I mentioned two methods of getting a baseline rate for top end scorers, fixed tiers (e.g. an average of the 7th-24th scorers each year) and proportional tiers (e.g. using the 7th-12th scorers in O6 and the 31st-60th scorers today), and then suggested combining the two.
Another possibility would be to use an exponent < 1 (like a square root) of the number of teams and using this to determine which tier to use. Here is an example:
N = number of teams in league
first player in tier = [(6N)^0.5]+1
last player in tier = 3*[(6N)^0.5]
In the O6, the first player is #7 and last player is #18, so would take the 7th-18th scorers and average them.
Today, the first player is #14.4 and last player #28.4, so if rounded would take the 14th-28th scorers and average them.
Since most believe the number of teams is less of an influence than the total talent pool, it might be better to use an exponent < 0.5. If you used an exponent of 0.25:
First player = [(216N)^(0.25)]+1
Last player = 3*[(216N)^(0.25)]
This still suggests the 7th-18th scorers in O6, but today would suggest the 10th-27th scorers. Of course, there are endless variations on this method.
The simple fixed and proportional tiers are mostly in agreement about adjusted points of near-top scorers for most eras since WWII:
O6: sideways to down, bottoming out in mid-late 60's
Mid-70s to Mid-80s: steadily down, bottoming in mid-late '80s
Glory Years: significant increase in late 80's and early 90's
2000's: basically sideways
The two methods are really in conflict during two periods.
The first is the O6 expansion, when the fixed tiers show a mammoth increase while the proportional tiers show a small but significant increase. This is no surprise given that the number of teams immediately doubled with further expansion soon after. The fact that even the proportional tiers (e.g. #7-12 in O6 vs. #13-24 after) is clear evidence that top scorers had a much easier time of it after expansion, which is not close to being addressed by present methods of adjusting points.
The other is during the decrease in league scoring from the early 90's until about 2000. Proportional tiers mostly peak in '93 at levels at or below the previous few decades and drift down to sideways from there. Fixed tiers hit post-WWII peaks in '93 and '96, decrease and then level off from there.
Finally, there is another method that has been used in some capacity before which could be quite useful and perhaps most fair. Using individual players as the constant, with the variable being the season. By looking at changes in PPG from season to season of a large group of top players, we may have further insight into how adjusted statistics can be further adjusted. For example, I looked at 44 of the best players from '67 to '68 and by various metrics calculated the increase in adjusted PPG to be ~13-17%.

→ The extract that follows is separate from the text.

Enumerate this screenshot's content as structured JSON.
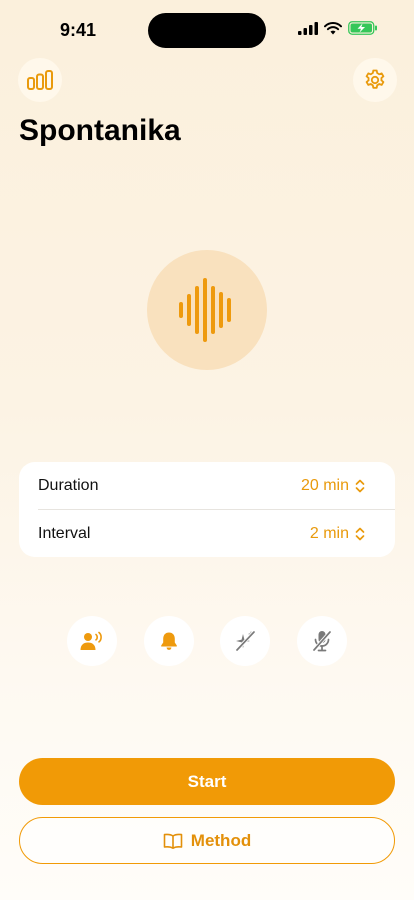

It's best to select a large sample of top players (at least 40-50 in each two consecutive seasons compared) to help offset the many factors that can cause changes in adjusted PPG (age, injury, team, linemates, luck, etc.). Also, I looked at medians, such as the middle third or middle half of players in terms of % change in PPG.
So for '67 to '68:
Player --- % change in adjusted PPG
=======================
McKenzie 84.0%
Cournoyer 74.3%
Provost 73.5%
Beliveau 72.5%
Bathgate 66.0%
Duff 66.0%
Hodge 60.0%
Gilbert 58.6%
Ingarfield 56.8%
TremblayG 49.6%
Hadfield 48.2%
Esposito 38.0%
Prentice 30.2%
Delvecchio 29.7%
Nevin 28.2%
Bucyk 26.6%
Howe 26.3%
Armstrong 25.0%
MahovlichF 21.3%
Goldsworthy 17.4%
BackstromR 16.2%
Marshall 14.9%
Goyette 9.6%
WilliamsTo 9.4%
Wharram 8.2%
Pulford 8.2%
Orr 7.9%
Ullman 5.7%
Pappin 4.1%
Ellis 3.5%
Westfall 3.1%
Rousseau 2.2%
Nesterenko 0.5%
Oliver -0.4%
MartinP -0.4%
Keon -1.7%
HullBo -6.3%
Mikita -6.4%
Mohns -10.9%
HendersonP -13.4%
HullD -20.1%
Pilote -27.1%
RichardH -33.9%
Larose -44.0%
So one method was to use the median half (since their were 44 players, this would be the middle 22 or players #12-33) and either sum and average their % change in adjusted PPG (this was +15.3%) or sum their games and points and then calculate the difference in adjusted PPG (this was +15.1%).
Alternatively, you could use simple PPG instead of adjusted PPG, then factor out the change in league scoring.
Perhaps someone with a complete database and the appropriate statistical/computer knowledge can further one of these ideas.